Il y a deux ans, je passais la semaine sainte au Sénégal, où la misère conduit certains parents à confier leurs enfants à des Marabouts sensés leur donner des rudiments de lecture et un minimum d’éducation coranique - en échange d’honoraires que les enfants doivent mendier, tout comme ils doivent se procurer à manger et de quoi se vêtir. On voit ainsi des dizaines de très jeunes mendiants (des « talibés », en arabe) entre cinq et quinze ans, à chaque coin de rue. L'enseignement est hypothétique, mais en cas de mendicité infructueuse, les coups sont certains.
N’ayant pas pu participer à la messe du Jeudi Saint, je m’étais promis d’assister à l’office du Vendredi Saint coûte que coûte. Je prends donc ma voiture de location (propre et en ordre de marche, donc véritablement un luxe au Sénégal), et je me rends au centre de Dakar.
A un feu rouge, un talibé (6 ans au plus) frappe au carreau. J’ouvre la fenêtre (électrique), il me sourit et tend la main. Dans mon porte-monnaie, seulement des billets de 5000 ou 10 000F CFA. Je lui fais donc un signe négatif. Mais loin de se décourager, il se met à chanter de sa voix très pure et cristalline. Et il chantait juste, le petit ange, avec ces grands yeux légèrement moqueurs devant ma gène « vraiment, tu ne peux rien pour moi, malgré ce chant dont je t’ai charmé ? » J’aurais pu trouver d’autres solutions : garer ma voiture, l’accompagner prendre une canette de coca et une part de « tié budjien » aux vendeurs qui pullulent. Mais je n’étais pas disponible, j’étais pressé : Dieu m’attendait, voyons ! Le feu passe au vert, je lui dis au revoir, et démarre.

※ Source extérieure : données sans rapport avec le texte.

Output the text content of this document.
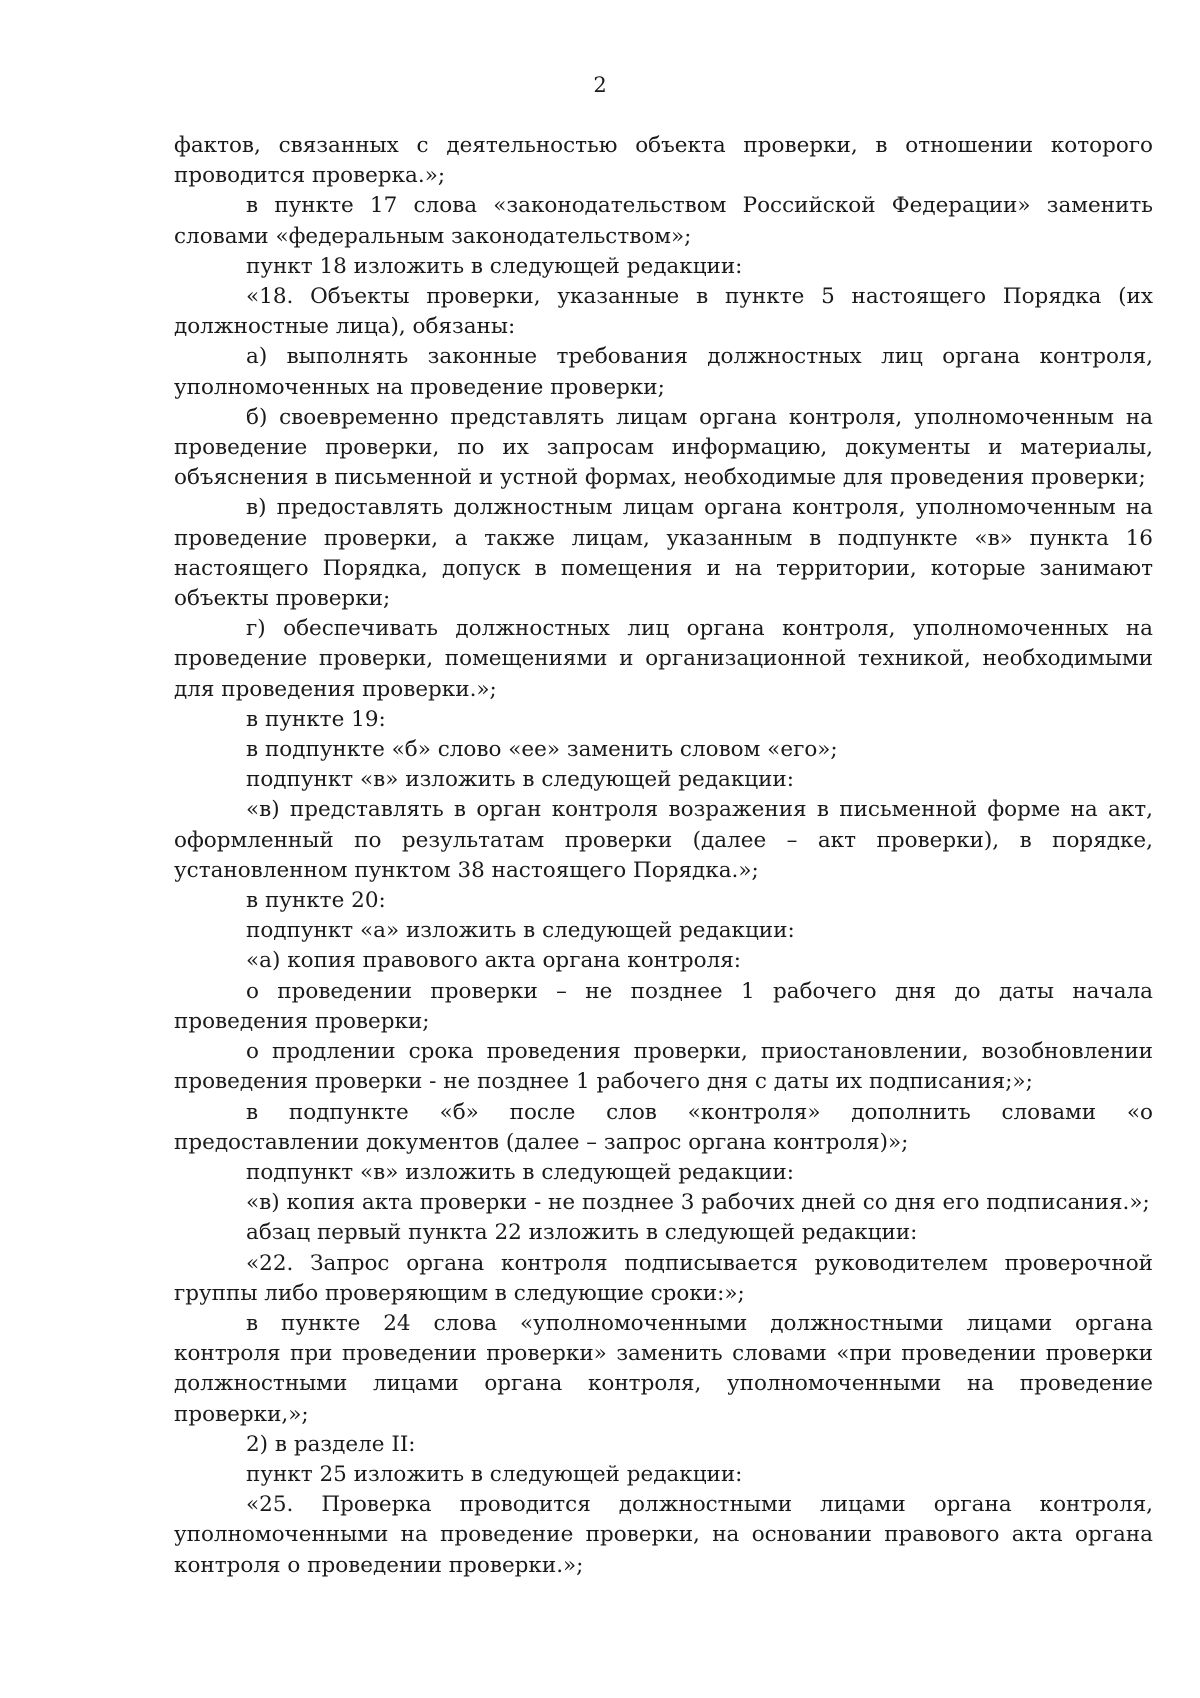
2

фактов, связанных с деятельностью объекта проверки, в отношении которого проводится проверка.»;

в пункте 17 слова «законодательством Российской Федерации» заменить словами «федеральным законодательством»;

пункт 18 изложить в следующей редакции:

«18. Объекты проверки, указанные в пункте 5 настоящего Порядка (их должностные лица), обязаны:

а) выполнять законные требования должностных лиц органа контроля, уполномоченных на проведение проверки;

б) своевременно представлять лицам органа контроля, уполномоченным на проведение проверки, по их запросам информацию, документы и материалы, объяснения в письменной и устной формах, необходимые для проведения проверки;

в) предоставлять должностным лицам органа контроля, уполномоченным на проведение проверки, а также лицам, указанным в подпункте «в» пункта 16 настоящего Порядка, допуск в помещения и на территории, которые занимают объекты проверки;

г) обеспечивать должностных лиц органа контроля, уполномоченных на проведение проверки, помещениями и организационной техникой, необходимыми для проведения проверки.»;

в пункте 19:

в подпункте «б» слово «ее» заменить словом «его»;

подпункт «в» изложить в следующей редакции:

«в) представлять в орган контроля возражения в письменной форме на акт, оформленный по результатам проверки (далее – акт проверки), в порядке, установленном пунктом 38 настоящего Порядка.»;

в пункте 20:

подпункт «а» изложить в следующей редакции:

«а) копия правового акта органа контроля:

о проведении проверки – не позднее 1 рабочего дня до даты начала проведения проверки;

о продлении срока проведения проверки, приостановлении, возобновлении проведения проверки - не позднее 1 рабочего дня с даты их подписания;»;

в подпункте «б» после слов «контроля» дополнить словами «о предоставлении документов (далее – запрос органа контроля)»;

подпункт «в» изложить в следующей редакции:

«в) копия акта проверки - не позднее 3 рабочих дней со дня его подписания.»;

абзац первый пункта 22 изложить в следующей редакции:

«22. Запрос органа контроля подписывается руководителем проверочной группы либо проверяющим в следующие сроки:»;

в пункте 24 слова «уполномоченными должностными лицами органа контроля при проведении проверки» заменить словами «при проведении проверки должностными лицами органа контроля, уполномоченными на проведение проверки,»;

2) в разделе II:

пункт 25 изложить в следующей редакции:

«25. Проверка проводится должностными лицами органа контроля, уполномоченными на проведение проверки, на основании правового акта органа контроля о проведении проверки.»;
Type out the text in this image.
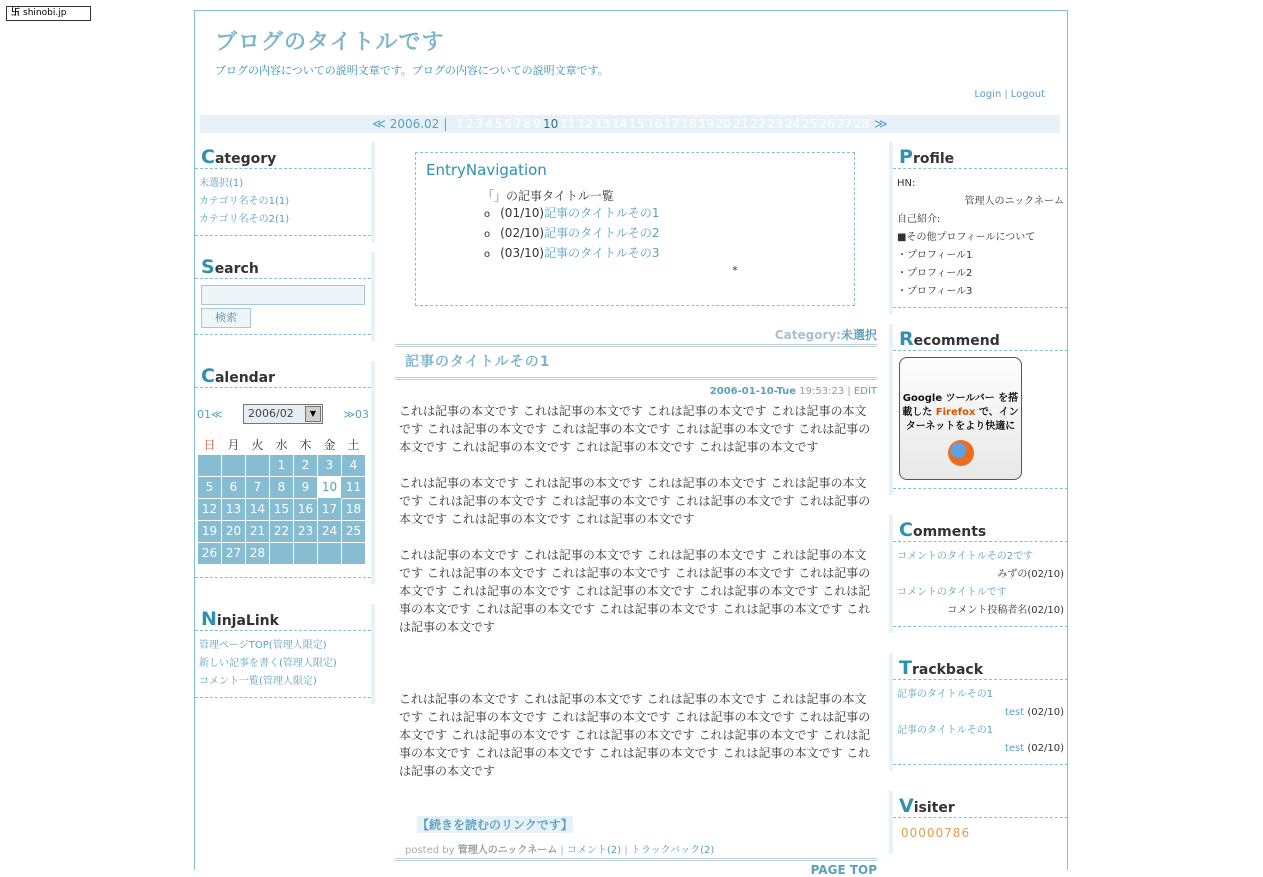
卐 shinobi.jp
ブログのタイトルです
ブログの内容についての説明文章です。ブログの内容についての説明文章です。
Login | Logout
≪ 2006.02 | 1 2 3 4 5 6 7 8 9 10 11 12 13 14 15 16 17 18 19 20 21 22 23 24 25 26 27 28 ≫
Category
未選択(1)
カテゴリ名その1(1)
カテゴリ名その2(1)
Search
検索
Calendar
01≪	2006/02	▼	≫03
日	月	火	水	木	金	土
			1	2	3	4
5	6	7	8	9	10	11
12	13	14	15	16	17	18
19	20	21	22	23	24	25
26	27	28				
NinjaLink
管理ページTOP(管理人限定)
新しい記事を書く(管理人限定)
コメント一覧(管理人限定)
EntryNavigation
「」の記事タイトル一覧
o (01/10)記事のタイトルその1
o (02/10)記事のタイトルその2
o (03/10)記事のタイトルその3
*
Category:未選択
記事のタイトルその1
2006-01-10-Tue 19:53:23 | EDIT

これは記事の本文です これは記事の本文です これは記事の本文です これは記事の本文です これは記事の本文です これは記事の本文です これは記事の本文です これは記事の本文です これは記事の本文です これは記事の本文です これは記事の本文です

これは記事の本文です これは記事の本文です これは記事の本文です これは記事の本文です これは記事の本文です これは記事の本文です これは記事の本文です これは記事の本文です これは記事の本文です これは記事の本文です

これは記事の本文です これは記事の本文です これは記事の本文です これは記事の本文です これは記事の本文です これは記事の本文です これは記事の本文です これは記事の本文です これは記事の本文です これは記事の本文です これは記事の本文です これは記事の本文です これは記事の本文です これは記事の本文です これは記事の本文です これは記事の本文です

これは記事の本文です これは記事の本文です これは記事の本文です これは記事の本文です これは記事の本文です これは記事の本文です これは記事の本文です これは記事の本文です これは記事の本文です これは記事の本文です これは記事の本文です これは記事の本文です これは記事の本文です これは記事の本文です これは記事の本文です これは記事の本文です

【続きを読むのリンクです】
posted by 管理人のニックネーム | コメント(2) | トラックバック(2)
PAGE TOP
Profile
HN:
管理人のニックネーム
自己紹介:
■その他プロフィールについて
・プロフィール1
・プロフィール2
・プロフィール3
Recommend
Google ツールバー を搭
載した Firefox で、イン
ターネットをより快適に
Comments
コメントのタイトルその2です
みずの(02/10)
コメントのタイトルです
コメント投稿者名(02/10)
Trackback
記事のタイトルその1
test (02/10)
記事のタイトルその1
test (02/10)
Visiter
00000786
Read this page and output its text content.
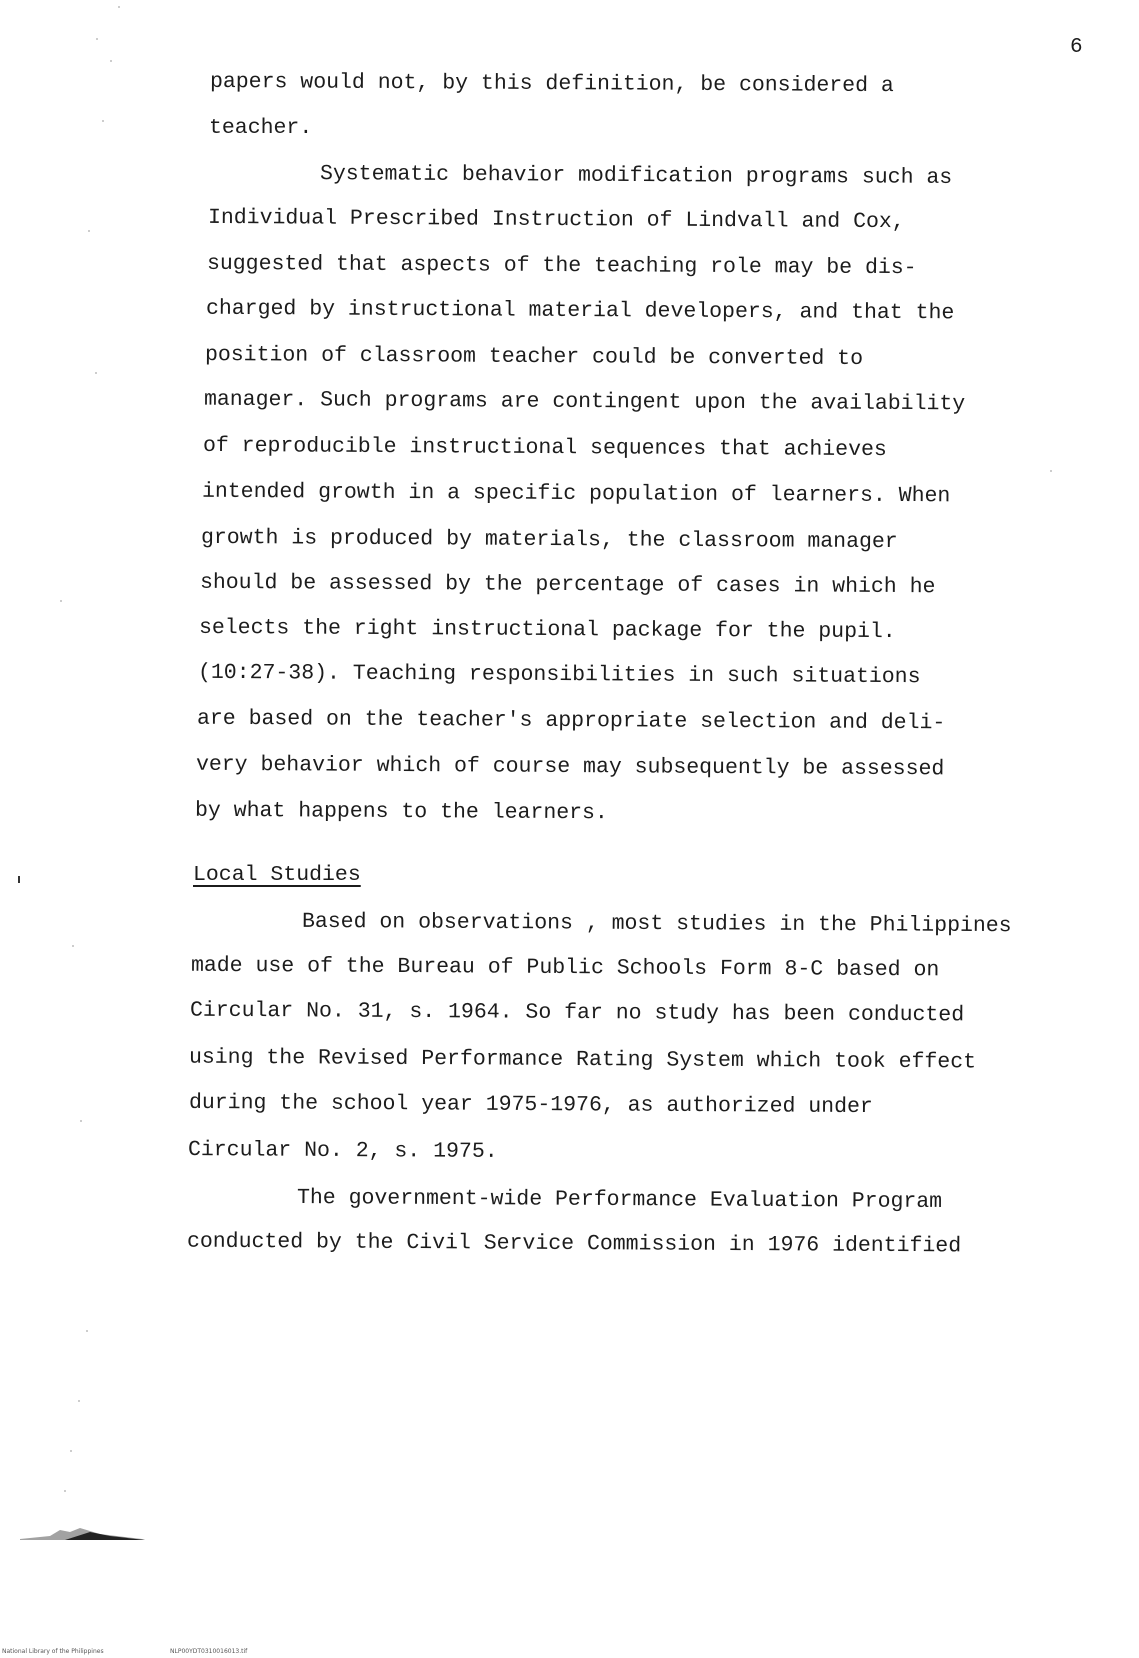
6

papers would not, by this definition, be considered a

teacher.

Systematic behavior modification programs such as

Individual Prescribed Instruction of Lindvall and Cox,

suggested that aspects of the teaching role may be dis-

charged by instructional material developers, and that the

position of classroom teacher could be converted to

manager. Such programs are contingent upon the availability

of reproducible instructional sequences that achieves

intended growth in a specific population of learners. When

growth is produced by materials, the classroom manager

should be assessed by the percentage of cases in which he

selects the right instructional package for the pupil.

(10:27-38). Teaching responsibilities in such situations

are based on the teacher's appropriate selection and deli-

very behavior which of course may subsequently be assessed

by what happens to the learners.

Local Studies

Based on observations , most studies in the Philippines

made use of the Bureau of Public Schools Form 8-C based on

Circular No. 31, s. 1964. So far no study has been conducted

using the Revised Performance Rating System which took effect

during the school year 1975-1976, as authorized under

Circular No. 2, s. 1975.

The government-wide Performance Evaluation Program

conducted by the Civil Service Commission in 1976 identified

National Library of the Philippines	NLP00YDT0310016013.tif
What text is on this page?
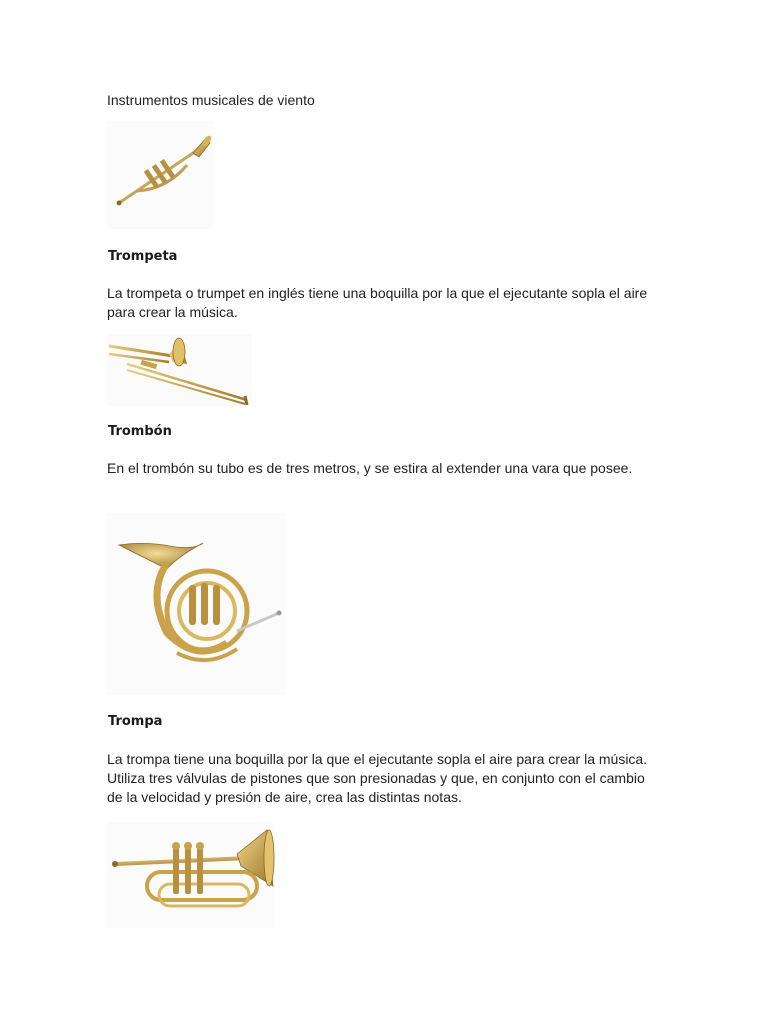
Instrumentos musicales de viento

Trompeta

La trompeta o trumpet en inglés tiene una boquilla por la que el ejecutante sopla el aire para crear la música.

Trombón

En el trombón su tubo es de tres metros, y se estira al extender una vara que posee.

Trompa

La trompa tiene una boquilla por la que el ejecutante sopla el aire para crear la música. Utiliza tres válvulas de pistones que son presionadas y que, en conjunto con el cambio de la velocidad y presión de aire, crea las distintas notas.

Lors de la procession pour la vénération de la croix, j’entends à la tribune de l’Eglise entonner un chant de Michel Wackenheim que je ne connaissais pas :
« Un pauvre a frappé à ta porte
tu dors, tu dors…
Un pauvre a chanté à ta porte,
tu dors, tu dors…
Pourquoi le laisser partir,
pourquoi le laisser mourir ?
Il fait froid, dehors dans la nuit,
il fait froid dehors sur la croix. »
Dieu m'attendait, oui, mais pas là où je Le cherchais. Il m’avait souri sur un trottoir bondé. Le Christ est ressuscité, mais je n'étais pas assez convaincu. Je L’ai cherché, au retour, j’ai tourné, viré autour de ce feu rouge, mais…« Il faisait nuit » (Jn13,30). J'ai pleuré.